One of our favorite calming breathing practices is the long exhale:
Here’s how to do it:
-
You can sit or stand, but be sure to soften up a little before you begin. Make sure your hands are relaxed, and your knees are soft.
-
Drop your shoulders and let your jaw relax.
-
Now breathe in slowly through your nose and count to four and allow your stomach to expand as you breathe in.
-
Hold the breath for a moment.
-
Now release your breath slowly and smoothly as you count to seven.
-
Repeat for a couple of minutes.
Progressive Muscle Relaxation
-
Start by tensing specific muscle groups (e.g., shoulders, arms, legs) for a few seconds.
-
Release the tension while focusing on the sensation of relaxation.
-
Move systematically through each muscle group in your body.

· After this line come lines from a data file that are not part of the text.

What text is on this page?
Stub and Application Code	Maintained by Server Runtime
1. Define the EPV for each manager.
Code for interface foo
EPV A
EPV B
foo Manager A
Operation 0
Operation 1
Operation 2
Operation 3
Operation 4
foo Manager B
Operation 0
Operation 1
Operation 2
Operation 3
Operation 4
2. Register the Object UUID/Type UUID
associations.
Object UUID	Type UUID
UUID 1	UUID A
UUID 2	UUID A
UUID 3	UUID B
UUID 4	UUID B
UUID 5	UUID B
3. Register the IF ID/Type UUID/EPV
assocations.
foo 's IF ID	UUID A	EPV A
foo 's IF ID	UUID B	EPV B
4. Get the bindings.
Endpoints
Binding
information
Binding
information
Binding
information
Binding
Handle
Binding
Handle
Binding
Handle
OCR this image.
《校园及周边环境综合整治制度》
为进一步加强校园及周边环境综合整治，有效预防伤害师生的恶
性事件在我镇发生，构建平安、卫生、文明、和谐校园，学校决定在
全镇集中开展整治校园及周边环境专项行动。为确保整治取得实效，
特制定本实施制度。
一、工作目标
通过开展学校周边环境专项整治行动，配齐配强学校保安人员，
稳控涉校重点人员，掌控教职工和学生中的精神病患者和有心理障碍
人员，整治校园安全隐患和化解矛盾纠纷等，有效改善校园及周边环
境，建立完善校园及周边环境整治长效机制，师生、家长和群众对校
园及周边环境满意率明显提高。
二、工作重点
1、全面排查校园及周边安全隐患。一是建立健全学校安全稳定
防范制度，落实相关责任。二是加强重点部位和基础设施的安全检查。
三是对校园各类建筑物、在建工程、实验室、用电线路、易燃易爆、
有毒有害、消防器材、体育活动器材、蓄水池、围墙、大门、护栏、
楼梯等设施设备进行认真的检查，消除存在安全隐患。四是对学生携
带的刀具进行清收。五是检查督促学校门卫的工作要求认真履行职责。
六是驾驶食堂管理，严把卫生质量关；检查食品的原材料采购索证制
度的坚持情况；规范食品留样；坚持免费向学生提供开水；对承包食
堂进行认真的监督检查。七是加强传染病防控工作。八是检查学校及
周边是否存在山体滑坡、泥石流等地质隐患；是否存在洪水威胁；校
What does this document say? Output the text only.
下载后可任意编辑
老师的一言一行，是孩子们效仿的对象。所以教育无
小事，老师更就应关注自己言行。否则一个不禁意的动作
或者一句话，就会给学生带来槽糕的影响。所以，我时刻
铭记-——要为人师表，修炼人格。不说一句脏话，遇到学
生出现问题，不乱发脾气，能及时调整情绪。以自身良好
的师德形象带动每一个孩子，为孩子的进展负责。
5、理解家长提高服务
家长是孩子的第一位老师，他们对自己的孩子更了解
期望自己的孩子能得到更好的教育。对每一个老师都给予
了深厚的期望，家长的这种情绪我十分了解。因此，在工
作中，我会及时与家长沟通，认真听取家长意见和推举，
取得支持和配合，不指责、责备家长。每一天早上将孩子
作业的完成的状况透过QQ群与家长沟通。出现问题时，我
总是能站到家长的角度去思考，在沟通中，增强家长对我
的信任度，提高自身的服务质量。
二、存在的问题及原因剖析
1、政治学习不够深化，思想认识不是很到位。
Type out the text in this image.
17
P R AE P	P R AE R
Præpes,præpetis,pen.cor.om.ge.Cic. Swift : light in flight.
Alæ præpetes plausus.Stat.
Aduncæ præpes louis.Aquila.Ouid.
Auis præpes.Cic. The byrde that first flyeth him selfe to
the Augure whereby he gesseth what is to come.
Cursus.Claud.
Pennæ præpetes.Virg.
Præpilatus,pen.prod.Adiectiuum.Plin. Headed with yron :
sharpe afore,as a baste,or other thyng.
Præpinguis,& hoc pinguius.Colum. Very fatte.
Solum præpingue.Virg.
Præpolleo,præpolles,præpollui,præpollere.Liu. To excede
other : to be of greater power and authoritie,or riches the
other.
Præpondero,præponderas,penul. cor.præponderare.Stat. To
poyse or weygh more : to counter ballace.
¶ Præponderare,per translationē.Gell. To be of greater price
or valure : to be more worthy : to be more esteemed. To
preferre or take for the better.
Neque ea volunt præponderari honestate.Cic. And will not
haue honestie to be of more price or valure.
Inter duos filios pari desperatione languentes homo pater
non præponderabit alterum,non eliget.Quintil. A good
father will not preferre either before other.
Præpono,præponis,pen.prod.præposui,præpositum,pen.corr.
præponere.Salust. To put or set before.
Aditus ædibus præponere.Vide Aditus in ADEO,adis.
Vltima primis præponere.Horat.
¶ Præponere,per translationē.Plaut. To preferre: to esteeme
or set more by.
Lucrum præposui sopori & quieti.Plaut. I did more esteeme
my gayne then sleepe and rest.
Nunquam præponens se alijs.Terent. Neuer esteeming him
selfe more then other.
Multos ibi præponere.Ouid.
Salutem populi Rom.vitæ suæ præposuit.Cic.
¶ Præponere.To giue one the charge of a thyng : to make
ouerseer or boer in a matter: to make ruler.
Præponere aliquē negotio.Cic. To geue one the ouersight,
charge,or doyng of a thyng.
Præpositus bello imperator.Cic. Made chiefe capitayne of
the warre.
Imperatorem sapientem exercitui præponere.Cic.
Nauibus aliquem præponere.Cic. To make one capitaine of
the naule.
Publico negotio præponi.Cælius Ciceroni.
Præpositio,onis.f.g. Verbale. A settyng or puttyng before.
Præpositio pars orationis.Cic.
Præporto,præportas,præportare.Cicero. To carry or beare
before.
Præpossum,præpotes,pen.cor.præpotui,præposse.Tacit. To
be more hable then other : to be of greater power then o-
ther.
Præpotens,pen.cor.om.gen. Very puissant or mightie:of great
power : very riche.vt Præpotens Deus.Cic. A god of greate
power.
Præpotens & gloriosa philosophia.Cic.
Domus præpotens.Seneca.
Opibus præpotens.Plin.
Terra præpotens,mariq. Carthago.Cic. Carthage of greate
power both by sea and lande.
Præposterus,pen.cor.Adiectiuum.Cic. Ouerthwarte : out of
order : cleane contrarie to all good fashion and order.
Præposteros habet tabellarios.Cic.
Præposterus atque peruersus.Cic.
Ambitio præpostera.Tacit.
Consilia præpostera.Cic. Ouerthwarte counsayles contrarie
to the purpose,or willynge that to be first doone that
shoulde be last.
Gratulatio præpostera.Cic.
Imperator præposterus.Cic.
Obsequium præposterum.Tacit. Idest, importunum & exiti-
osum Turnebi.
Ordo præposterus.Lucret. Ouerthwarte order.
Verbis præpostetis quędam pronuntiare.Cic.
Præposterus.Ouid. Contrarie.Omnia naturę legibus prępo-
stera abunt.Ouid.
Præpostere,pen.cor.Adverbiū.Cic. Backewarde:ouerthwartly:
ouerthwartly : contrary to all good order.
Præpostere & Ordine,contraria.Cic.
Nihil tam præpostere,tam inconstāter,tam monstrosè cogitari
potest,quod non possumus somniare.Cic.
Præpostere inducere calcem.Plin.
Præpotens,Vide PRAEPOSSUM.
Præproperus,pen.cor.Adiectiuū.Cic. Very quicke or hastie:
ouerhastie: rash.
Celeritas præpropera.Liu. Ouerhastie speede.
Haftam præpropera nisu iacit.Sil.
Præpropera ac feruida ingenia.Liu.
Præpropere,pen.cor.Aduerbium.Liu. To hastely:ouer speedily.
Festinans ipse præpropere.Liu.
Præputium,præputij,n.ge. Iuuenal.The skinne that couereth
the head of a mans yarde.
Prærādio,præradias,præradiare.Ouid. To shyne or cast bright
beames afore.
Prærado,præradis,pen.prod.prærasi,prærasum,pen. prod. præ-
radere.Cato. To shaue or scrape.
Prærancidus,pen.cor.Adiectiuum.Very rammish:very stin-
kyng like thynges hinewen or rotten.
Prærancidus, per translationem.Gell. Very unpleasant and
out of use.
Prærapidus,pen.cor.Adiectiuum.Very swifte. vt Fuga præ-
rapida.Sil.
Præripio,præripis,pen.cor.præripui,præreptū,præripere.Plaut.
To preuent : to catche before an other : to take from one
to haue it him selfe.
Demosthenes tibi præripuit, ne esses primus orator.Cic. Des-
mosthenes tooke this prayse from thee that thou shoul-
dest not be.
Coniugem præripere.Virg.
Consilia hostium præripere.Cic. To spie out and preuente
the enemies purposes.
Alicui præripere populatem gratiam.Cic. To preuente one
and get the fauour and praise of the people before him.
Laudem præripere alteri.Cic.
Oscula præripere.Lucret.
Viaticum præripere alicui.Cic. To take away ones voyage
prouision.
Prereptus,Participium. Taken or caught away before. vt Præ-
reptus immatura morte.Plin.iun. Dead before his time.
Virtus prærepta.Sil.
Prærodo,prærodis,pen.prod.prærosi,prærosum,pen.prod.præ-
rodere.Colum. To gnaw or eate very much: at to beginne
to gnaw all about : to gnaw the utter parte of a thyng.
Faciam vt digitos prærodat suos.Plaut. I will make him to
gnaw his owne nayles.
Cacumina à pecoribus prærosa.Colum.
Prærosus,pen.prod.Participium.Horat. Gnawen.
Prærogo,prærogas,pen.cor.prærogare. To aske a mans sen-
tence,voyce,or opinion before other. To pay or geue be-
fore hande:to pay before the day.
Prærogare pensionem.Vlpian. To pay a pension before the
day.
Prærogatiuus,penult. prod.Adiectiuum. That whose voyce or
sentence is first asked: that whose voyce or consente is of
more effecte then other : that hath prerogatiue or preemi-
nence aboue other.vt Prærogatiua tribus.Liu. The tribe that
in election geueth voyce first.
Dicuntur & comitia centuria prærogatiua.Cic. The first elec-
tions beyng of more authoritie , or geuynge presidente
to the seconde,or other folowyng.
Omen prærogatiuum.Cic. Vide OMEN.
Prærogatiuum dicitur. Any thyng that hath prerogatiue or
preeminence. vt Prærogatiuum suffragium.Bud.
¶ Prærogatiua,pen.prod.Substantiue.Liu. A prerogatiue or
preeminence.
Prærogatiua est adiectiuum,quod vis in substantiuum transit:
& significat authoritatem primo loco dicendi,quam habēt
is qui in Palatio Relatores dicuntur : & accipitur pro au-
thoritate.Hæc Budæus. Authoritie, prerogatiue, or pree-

Grounding and Mindfulness Techniques
Use your senses to connect with the present moment by noticing:
-
Five things you can see.
-
Four things you can touch.
-
Three things you can hear.
-
Two things you can smell.
-
One thing you can taste.
Standing Grounding Technique
Find a spot where you feel comfortable standing for a few minutes with bare feet.
-
Take a deep belly breath in
-
Drop and relax your shoulders
-
Shake your hands and arms, and make sure your hands feel loose with some space between your fingers.
-
Now, bend your knees slightly and imagine pushing your feet down into the ground.
-
Feel how your feet connect with the surface that is supporting you. Pay careful attention to where your feet touch the ground.
-
Bring your arms up to shoulder height in front of you as if you are holding a big balloon to your chest.
-
Imagine that you are rooted to the earth like a tree. Feel the way your feet adjust to help you balance and stand. Feel the support and strength in your legs.
-
Stay like this for a few minutes taking slow deep breaths.
Visualization Breaks
-
Close your eyes and imagine yourself in a peaceful, serene place.
-
Picture yourself surrounded by calming sights, sounds, and sensations.
-
Visualize stress and anxiety melting away, leaving you feeling relaxed and at ease.
You can find our Oasis Guided Visualization on our Patreon
Positive Affirmations
Repeat affirming statements to yourself, such as
-
“I am calm and centered.”
-
“I have the strength to overcome challenges.”
-
“I am capable and worthy of peace and happiness.”